A Referendum, Not an Election - The American Spectator | USA News and Politics
A Referendum, Not an Election
by

The Republicans will win big in November. We know this because the people who are supposed to know these things — pollsters, pundits, and so forth — are telling us so. These same people are also telling us that this does not mean that voters have suddenly fallen in love — or even back in love — with the Republicans. Because they haven’t. If the Republicans in Congress are any more popular than the Democrats, the margin is thin enough that weak sunlight can pass through it. It is Congress that voters are mad at and there are more Democrats than Republicans in Congress. Therefore, this is the Democrats’ year to take it in the chops and the Republicans will get the bigger offices, the better to accommodate all those lobbyists who will now be calling on them.
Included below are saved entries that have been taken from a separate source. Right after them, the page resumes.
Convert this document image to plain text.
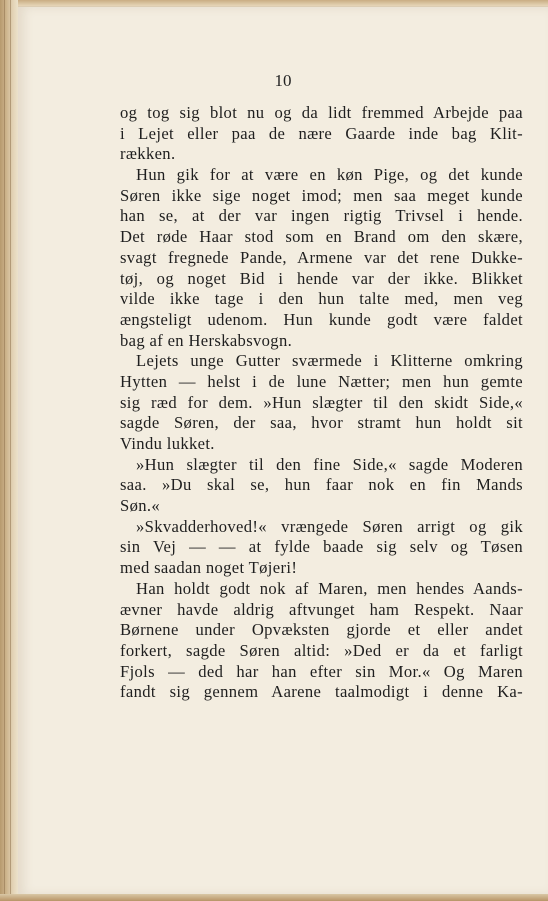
10
og tog sig blot nu og da lidt fremmed Arbejde paa
i Lejet eller paa de nære Gaarde inde bag Klit-
rækken.
Hun gik for at være en køn Pige, og det kunde
Søren ikke sige noget imod; men saa meget kunde
han se, at der var ingen rigtig Trivsel i hende.
Det røde Haar stod som en Brand om den skære,
svagt fregnede Pande, Armene var det rene Dukke-
tøj, og noget Bid i hende var der ikke. Blikket
vilde ikke tage i den hun talte med, men veg
ængsteligt udenom. Hun kunde godt være faldet
bag af en Herskabsvogn.
Lejets unge Gutter sværmede i Klitterne omkring
Hytten — helst i de lune Nætter; men hun gemte
sig ræd for dem. »Hun slægter til den skidt Side,«
sagde Søren, der saa, hvor stramt hun holdt sit
Vindu lukket.
»Hun slægter til den fine Side,« sagde Moderen
saa. »Du skal se, hun faar nok en fin Mands
Søn.«
»Skvadderhoved!« vrængede Søren arrigt og gik
sin Vej — — at fylde baade sig selv og Tøsen
med saadan noget Tøjeri!
Han holdt godt nok af Maren, men hendes Aands-
ævner havde aldrig aftvunget ham Respekt. Naar
Børnene under Opvæksten gjorde et eller andet
forkert, sagde Søren altid: »Ded er da et farligt
Fjols — ded har han efter sin Mor.« Og Maren
fandt sig gennem Aarene taalmodigt i denne Ka-
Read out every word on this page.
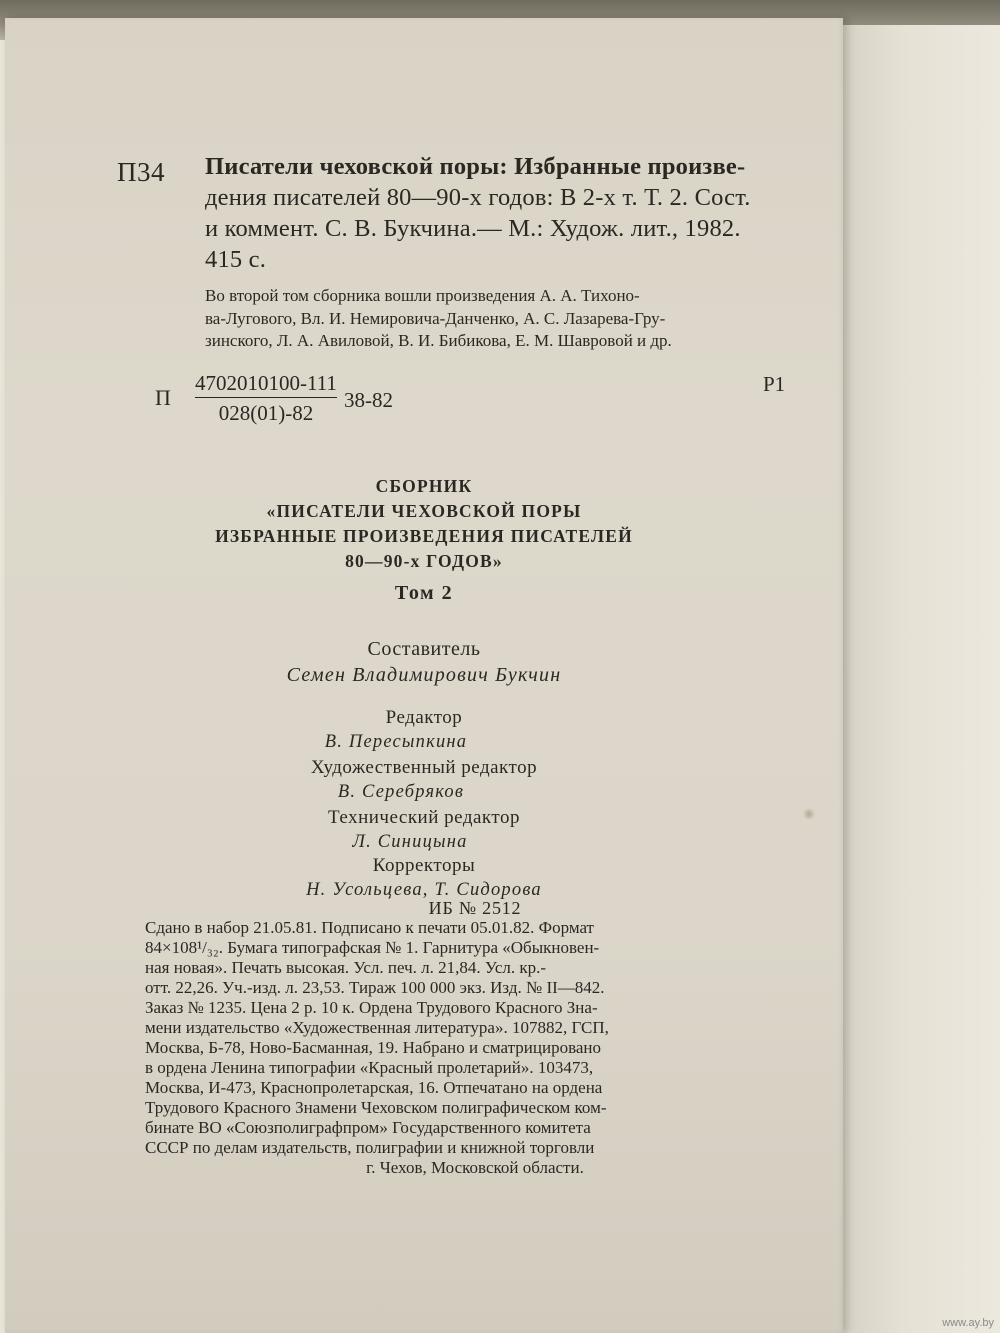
П34 Писатели чеховской поры: Избранные произве-
дения писателей 80—90-х годов: В 2-х т. Т. 2. Сост.
и коммент. С. В. Букчина.— М.: Худож. лит., 1982.
415 с.
Во второй том сборника вошли произведения А. А. Тихоно-
ва-Лугового, Вл. И. Немировича-Данченко, А. С. Лазарева-Гру-
зинского, Л. А. Авиловой, В. И. Бибикова, Е. М. Шавровой и др.
П $\frac{4702010100-111}{028(01)-82} 38-82$
Р1
СБОРНИК
«ПИСАТЕЛИ ЧЕХОВСКОЙ ПОРЫ
ИЗБРАННЫЕ ПРОИЗВЕДЕНИЯ ПИСАТЕЛЕЙ
80—90-х ГОДОВ»
Том 2
Составитель
Семен Владимирович Букчин
Редактор
В. Пересыпкина
Художественный редактор
В. Серебряков
Технический редактор
Л. Синицына
Корректоры
Н. Усольцева, Т. Сидорова
ИБ № 2512
Сдано в набор 21.05.81. Подписано к печати 05.01.82. Формат
84×108¹/₃₂. Бумага типографская № 1. Гарнитура «Обыкновен-
ная новая». Печать высокая. Усл. печ. л. 21,84. Усл. кр.-
отт. 22,26. Уч.-изд. л. 23,53. Тираж 100 000 экз. Изд. № II—842.
Заказ № 1235. Цена 2 р. 10 к. Ордена Трудового Красного Зна-
мени издательство «Художественная литература». 107882, ГСП,
Москва, Б-78, Ново-Басманная, 19. Набрано и сматрицировано
в ордена Ленина типографии «Красный пролетарий». 103473,
Москва, И-473, Краснопролетарская, 16. Отпечатано на ордена
Трудового Красного Знамени Чеховском полиграфическом ком-
бинате ВО «Союзполиграфпром» Государственного комитета
СССР по делам издательств, полиграфии и книжной торговли
г. Чехов, Московской области.
www.ay.by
It will be merely another election, then. One party in; the other one out. Life in Washington will go on. Which makes it hard to get excited about the election unless

Unless voters treat it not as a choice between Republicans and Democrats but as a referendum on Washington. And not just on the last two years but on the last two generations.

That would be an election that the ordinary voter, living out in the wilderness beyond Fairfax County and struggling to survive, could get excited about.

The voter could march down to the polls full of purpose as he contemplated the way Washington has gotten richer and richer on his money. He sees how government workers (sic) make more than he does and wonders, given the quality of their product over the last 40 years, why this should be.

Just for instance, there was that war that Washington declared on poverty and that it is still fighting… and losing. But like all wars — hot, cold, or metaphorical — it has been excellent for “the health of the state.” So many new government agencies, so many jobs for community organizers and public interest lawyers and lobbyists, so much money sloshing around to nonprofits and think tanks. There is still plenty of poverty, of course, but then you can’t fight a war without an enemy. Which is what makes this war, like the one on drugs, so good for Washington. The enemy is indestructible, so the appropriations just keep rolling in. The voter in this referendum on Washington might like a chance to express himself on those wars. Time, he might say, to surrender, cashier the generals, and demobilize the troops. Let them find honest work.

Then, there are those other great tasks that Washington has taken on, lest the people undertake things they are not trained or qualified to handle. Like educating children. Washington created a Department of Education the better to serve… well, the bureaucrats who work for it and the teachers’ unions that dictate its policies. At the time of its creation, the Department of Education was said to be necessary because the United States was a “Nation at Risk.” Things are no less dire on the education scene these days, but there are a lot of consultants doing very nicely and, in Washington, that is the definition of success.

We have a Department of Energy, created to end our “Dependence on Foreign Oil.” Well, we are no longer dependent on foreign oil. Now, according to the locutions of Washington, we are “addicted to foreign oil.” Which may, or may not, count as progress.

Not so long ago, Washington decided that it would be good for the country if everyone owned a house. So it ginned up the action at Fannie and Freddie, since these operations were going to make it possible. Soon there were mortgages for all. And soon after that, foreclosures for millions. And bailouts costing hundreds of billions for Fannie and Freddie.

Washington has lately decided that it is spending too much money. It was, of course, the last to notice. Which merits at least a vote of no-confidence in this coming referendum. A trillion dollars is hard to miss even when you keep books the way they do in Washington where, if you spend more than you did last year, but the increase is less as a percentage than it was in the previous year (or something like that) then you have “cut spending.” People who operated according to these accounting principles for years and years are now running one of those commissions that are so popular in Washington and that employ so many people at good wages. This commission is going to figure a way out of all this deficit spending.

The voter, who is itching to get to the polls in this referendum, already knows what this commission will recommend as a solution. Taxes. And he remembers that it was a Republican candidate who said, “Read my lips. No new taxes.”

And then raised taxes.

So he isn’t voting for the Republicans in this referendum. Not voting against the Democrats, either, for that matter.

He’s voting against the political class and a 50 year record of doing what is good for Washington and less so — a lot less so — for the country.

He’s sending a message.

“Get out of town and take the ****ing town with you.”